Slatissime

Le lapidaire en pierre de couleur

, mis à jour le 25.04.2014 à 18 h 54

Il est grand temps de mettre en lumière le métier du lapidaire, parent pauvre et méconnu de l’univers de la joaillerie et pourtant personnage incontournable et talentueux !

«Rends-moi la plus belle possible ! » C’est ce que pourrait dire la pierre au lapidaire si elle pouvait parler ! Le lapidaire est celui dont le métier consiste à tailler des pierres (sauf le diamant) précieuses ou fines pour les rendre dignes d’orner des bijoux ou des objets d’art.

L’excellence est présente lorsqu’il arrive à trouver le point d’équilibre entre rentabilité et beauté. Tout l’art de ce métier est de tirer le meilleur parti d’une pierre en la rendant, compte tenu de sa taille, la plus resplendissante, tout en essayant d’en conserver le plus de poids possible puisque le nombre de carats est important pour son prix de vente.

 

Le lapidaire a une grande connaissance des pierres et de leurs différentes caractéristiques physiques et chimiques. Cela lui permet de savoir les tailler à des endroits précis pour qu’elles ne se cassent pas pendant l’opération. Il a aussi l’art de savoir mettre en lumière leur meilleure couleur et de faire disparaître, autant que possible, des inclusions disgracieuses.

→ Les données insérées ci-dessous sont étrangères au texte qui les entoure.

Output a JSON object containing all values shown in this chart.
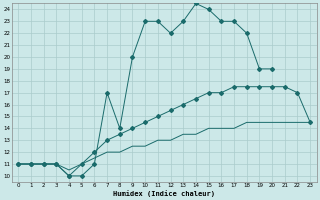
{
  "xlabel": "Humidex (Indice chaleur)",
  "bg_color": "#cce8e8",
  "grid_color": "#aacccc",
  "line_color": "#1a6b6b",
  "xlim": [
    -0.5,
    23.5
  ],
  "ylim": [
    9.5,
    24.5
  ],
  "xticks": [
    0,
    1,
    2,
    3,
    4,
    5,
    6,
    7,
    8,
    9,
    10,
    11,
    12,
    13,
    14,
    15,
    16,
    17,
    18,
    19,
    20,
    21,
    22,
    23
  ],
  "yticks": [
    10,
    11,
    12,
    13,
    14,
    15,
    16,
    17,
    18,
    19,
    20,
    21,
    22,
    23,
    24
  ],
  "line1_x": [
    0,
    1,
    2,
    3,
    4,
    5,
    6,
    7,
    8,
    9,
    10,
    11,
    12,
    13,
    14,
    15,
    16,
    17,
    18,
    19,
    20
  ],
  "line1_y": [
    11,
    11,
    11,
    11,
    10,
    10,
    11,
    17,
    14,
    20,
    23,
    23,
    22,
    23,
    24.5,
    24,
    23,
    23,
    22,
    19,
    19
  ],
  "line2_x": [
    0,
    1,
    2,
    3,
    4,
    5,
    6,
    7,
    8,
    9,
    10,
    11,
    12,
    13,
    14,
    15,
    16,
    17,
    18,
    19,
    20,
    21,
    22,
    23
  ],
  "line2_y": [
    11,
    11,
    11,
    11,
    10,
    11,
    12,
    13,
    13.5,
    14,
    14.5,
    15,
    15.5,
    16,
    16.5,
    17,
    17,
    17.5,
    17.5,
    17.5,
    17.5,
    17.5,
    17,
    14.5
  ],
  "line3_x": [
    0,
    1,
    2,
    3,
    4,
    5,
    6,
    7,
    8,
    9,
    10,
    11,
    12,
    13,
    14,
    15,
    16,
    17,
    18,
    19,
    20,
    21,
    22,
    23
  ],
  "line3_y": [
    11,
    11,
    11,
    11,
    10.5,
    11,
    11.5,
    12,
    12,
    12.5,
    12.5,
    13,
    13,
    13.5,
    13.5,
    14,
    14,
    14,
    14.5,
    14.5,
    14.5,
    14.5,
    14.5,
    14.5
  ]
}
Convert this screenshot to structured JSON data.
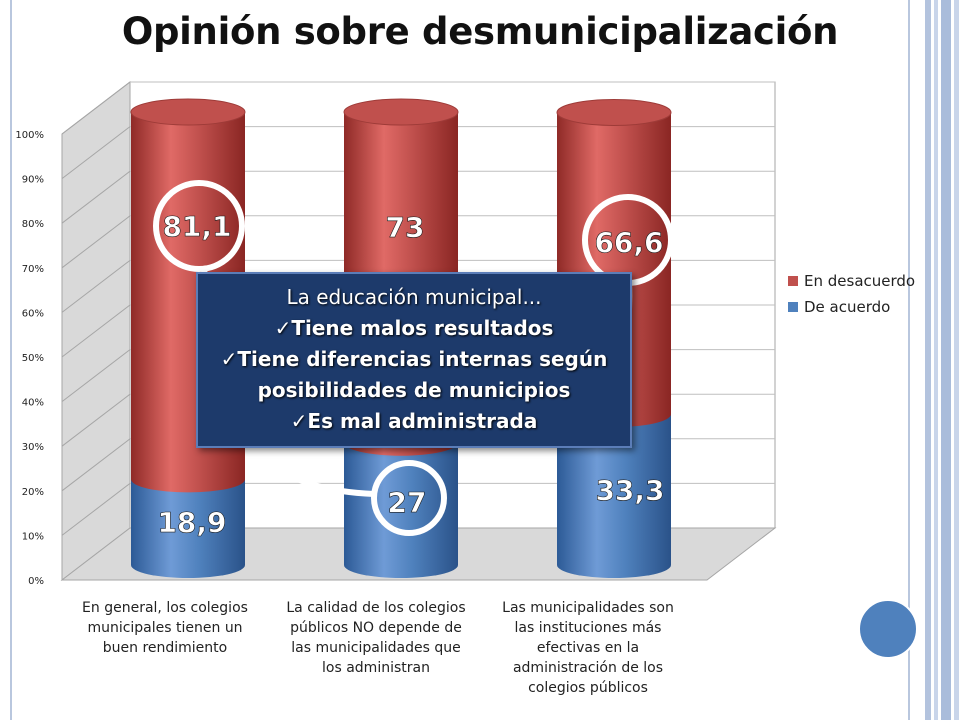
{
  "title": "Opinión sobre desmunicipalización",
  "chart_data": {
    "type": "bar",
    "stacked": true,
    "three_d": true,
    "bar_shape": "cylinder",
    "categories": [
      "En general, los colegios municipales tienen un buen rendimiento",
      "La calidad de los colegios públicos NO depende de las municipalidades que los administran",
      "Las municipalidades son las instituciones más efectivas en la administración de los colegios públicos"
    ],
    "category_lines": [
      [
        "En general, los colegios",
        "municipales tienen un",
        "buen rendimiento"
      ],
      [
        "La calidad de los colegios",
        "públicos NO depende de",
        "las municipalidades que",
        "los administran"
      ],
      [
        "Las municipalidades son",
        "las instituciones más",
        "efectivas en la",
        "administración de los",
        "colegios públicos"
      ]
    ],
    "series": [
      {
        "name": "De acuerdo",
        "values": [
          18.9,
          27,
          33.3
        ],
        "labels": [
          "18,9",
          "27",
          "33,3"
        ],
        "color": "#4f81bd"
      },
      {
        "name": "En desacuerdo",
        "values": [
          81.1,
          73,
          66.6
        ],
        "labels": [
          "81,1",
          "73",
          "66,6"
        ],
        "color": "#c0504d"
      }
    ],
    "y_ticks": [
      "0%",
      "10%",
      "20%",
      "30%",
      "40%",
      "50%",
      "60%",
      "70%",
      "80%",
      "90%",
      "100%"
    ],
    "ylim": [
      0,
      100
    ],
    "grid": true,
    "legend_position": "right"
  },
  "callout": {
    "heading": "La educación municipal...",
    "lines": [
      "✓Tiene malos resultados",
      "✓Tiene diferencias internas según",
      "posibilidades de municipios",
      "✓Es mal administrada"
    ]
  },
  "colors": {
    "accent_blue": "#4f81bd",
    "accent_red": "#c0504d",
    "callout_bg": "#1d3a6b"
  }
}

Il existe deux sortes de lapidaires: le lapidaire «en facettes», il piège la lumière dans la pierre par un jeu de facettes grâce à des proportions et des angles précis. Cette taille est utilisée pour les pierres transparentes. Il peut aussi tailler des pierres en cabochon lorsque les gemmes sont incluses ou opaques. Les pierres sont alors, rondes ou ovales, bombées sur le dessus.

Le lapidaire « tourneur » est celui qui travaille sur le volume de la pierre. Cette technique est utilisée pour les pierres opaques pour réaliser toutes sortes de formes complexes, en creux et contre-creux. Dans certains cas, et pour des pièces de haute joaillerie, la pierre peut devenir une petite sculpture. Il existe plusieurs techniques pour la taille
des pierres. Ces techniques varient en fonction du résultat escompté. 

À l’origine, les tailleurs de pierres étaient installés près des cours d’eau pour l’utilisation de la force motrice de l’eau (le Jura était un des lieux historiques de taille). Depuis 1930, l’utilisation de l’électricité a complètement modifié le travail du lapidaire.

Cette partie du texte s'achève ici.